3. Beträgt das Bemessungsentgelt gemäß § 112 Abs 2 und 3 AFG wegen Nichtauszahlung des Arbeitsentgelts 0,-- DM, bestimmt sich das Arbeitslosengeld regelmäßig nach § 112 Abs 7 AFG.
Orientierungssatz
1. § 112 Abs 2 S 1 AFG setzt voraus, daß das der Berechnung des Lohnfaktors des Bemessungsentgelts zugrunde zu legende Arbeitsentgelt erzielt worden ist. Erzielt ist Arbeitsentgelt nicht schon dann, wenn es erarbeitet ist, ein einklagbarer Anspruch auf das Arbeitsentgelt besteht oder ein Anspruch auf Arbeitsentgelt durch den Arbeitgeber anerkannt oder dieser Anspruch anderweit festgestellt ist.
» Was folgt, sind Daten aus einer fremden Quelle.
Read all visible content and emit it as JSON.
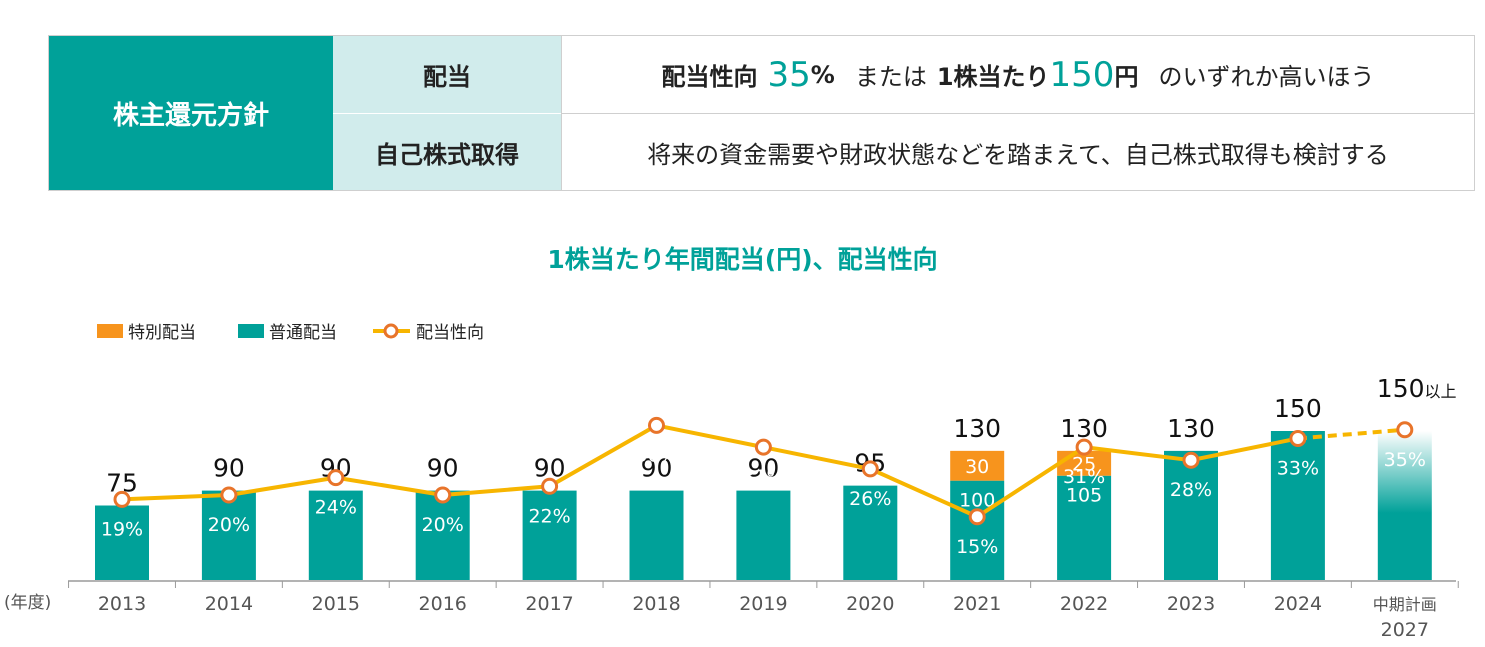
{
  "policy": {
    "heading": "株主還元方針",
    "rows": [
      {
        "label": "配当",
        "parts": [
          "配当性向",
          "35",
          "%",
          "または",
          "1株当たり",
          "150",
          "円",
          "のいずれか高いほう"
        ]
      },
      {
        "label": "自己株式取得",
        "text": "将来の資金需要や財政状態などを踏まえて、自己株式取得も検討する"
      }
    ]
  },
  "colors": {
    "teal": "#00a199",
    "orange": "#f7941d",
    "line": "#f7b500",
    "cell": "#d1ecec"
  },
  "chart_data": {
    "type": "bar",
    "title": "1株当たり年間配当(円)、配当性向",
    "axis_unit_label": "(年度)",
    "categories": [
      "2013",
      "2014",
      "2015",
      "2016",
      "2017",
      "2018",
      "2019",
      "2020",
      "2021",
      "2022",
      "2023",
      "2024",
      "中期計画 2027"
    ],
    "category_lines": [
      [
        "2013"
      ],
      [
        "2014"
      ],
      [
        "2015"
      ],
      [
        "2016"
      ],
      [
        "2017"
      ],
      [
        "2018"
      ],
      [
        "2019"
      ],
      [
        "2020"
      ],
      [
        "2021"
      ],
      [
        "2022"
      ],
      [
        "2023"
      ],
      [
        "2024"
      ],
      [
        "中期計画",
        "2027"
      ]
    ],
    "series": [
      {
        "name": "普通配当",
        "values": [
          75,
          90,
          90,
          90,
          90,
          90,
          90,
          95,
          100,
          105,
          130,
          150,
          150
        ]
      },
      {
        "name": "特別配当",
        "values": [
          0,
          0,
          0,
          0,
          0,
          0,
          0,
          0,
          30,
          25,
          0,
          0,
          0
        ]
      },
      {
        "name": "配当性向",
        "values": [
          19,
          20,
          24,
          20,
          22,
          36,
          31,
          26,
          15,
          31,
          28,
          33,
          35
        ],
        "unit": "%"
      }
    ],
    "totals": [
      "75",
      "90",
      "90",
      "90",
      "90",
      "90",
      "90",
      "95",
      "130",
      "130",
      "130",
      "150",
      "150"
    ],
    "total_suffix_last": "以上",
    "inner_labels": [
      "",
      "",
      "",
      "",
      "",
      "",
      "",
      "",
      "100",
      "105",
      "",
      "",
      ""
    ],
    "special_labels": [
      "",
      "",
      "",
      "",
      "",
      "",
      "",
      "",
      "30",
      "25",
      "",
      "",
      ""
    ],
    "legend": [
      "特別配当",
      "普通配当",
      "配当性向"
    ],
    "ylim": [
      0,
      160
    ],
    "y2lim": [
      0,
      100
    ]
  }
}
Die Bestimmung des § 112 Abs 2 AFG stellt vielmehr auf den Bezug ab. Erzielt ist das Entgelt, wenn es dem Arbeitnehmer zugeflossen ist, so daß er darüber verfügen kann (vgl BSG vom 10.12.1981 - 7 RAr 6/81 = USK 81302). Erarbeitetes Arbeitsentgelt, das dem Arbeitnehmer nicht zufließt, ist hiernach nicht erzielt (vgl BSG vom 13.5.1987 - 7 RAr 7/86 = SozR 4100 § 112 Nr 30).
2. Eine Berichtigung der von Anfang an fehlerhaften Abrechnung führt nur dann zu einem höheren Bemessungsentgelt, wenn es zur Nachzahlung gekommen ist.
Normenkette
AFG § 112 Abs 2 S 1; AFG § 112 Abs 3; AFG § 112 Abs 7
Verfahrensgang
LSG Nordrhein-Westfalen (Entscheidung vom 11.06.1986; Aktenzeichen L 12 Ar 269/84) |
SG Dortmund (Entscheidung vom 07.11.1984; Aktenzeichen S 5 (26) Ar 143/83) |
Tatbestand
Der Kläger begehrt höheres Arbeitslosengeld (Alg).
Der Kläger war vom 25. Juni 1979 bis zum 13. August 1982 Busfahrer der R. - D. GmbH & Co. KG in D. , über deren Vermögen am 16. August 1982 das Konkursverfahren eröffnet worden ist. Ausweislich einer Arbeitsbescheinigung vom 31. August 1982 betrug das Arbeitsentgelt in dieser Beschäftigung bei einer betriebsüblichen regelmäßigen Arbeitszeit von 60 Stunden im Mai 1982 für 210 Arbeitsstunden 1.808,10 DM, im Juni 1982 für 220 Arbeitsstunden 2.178,20 DM und im Juli 1982 für 220 Arbeitsstunden 1.894,20 DM. Tatsächlich ist das Entgelt für Juli 1982 dem Kläger nicht mehr ausgezahlt worden; die Beklagte bewilligte ihm ua für den genannten Juli-Betrag Konkursausfallgeld (Kaug).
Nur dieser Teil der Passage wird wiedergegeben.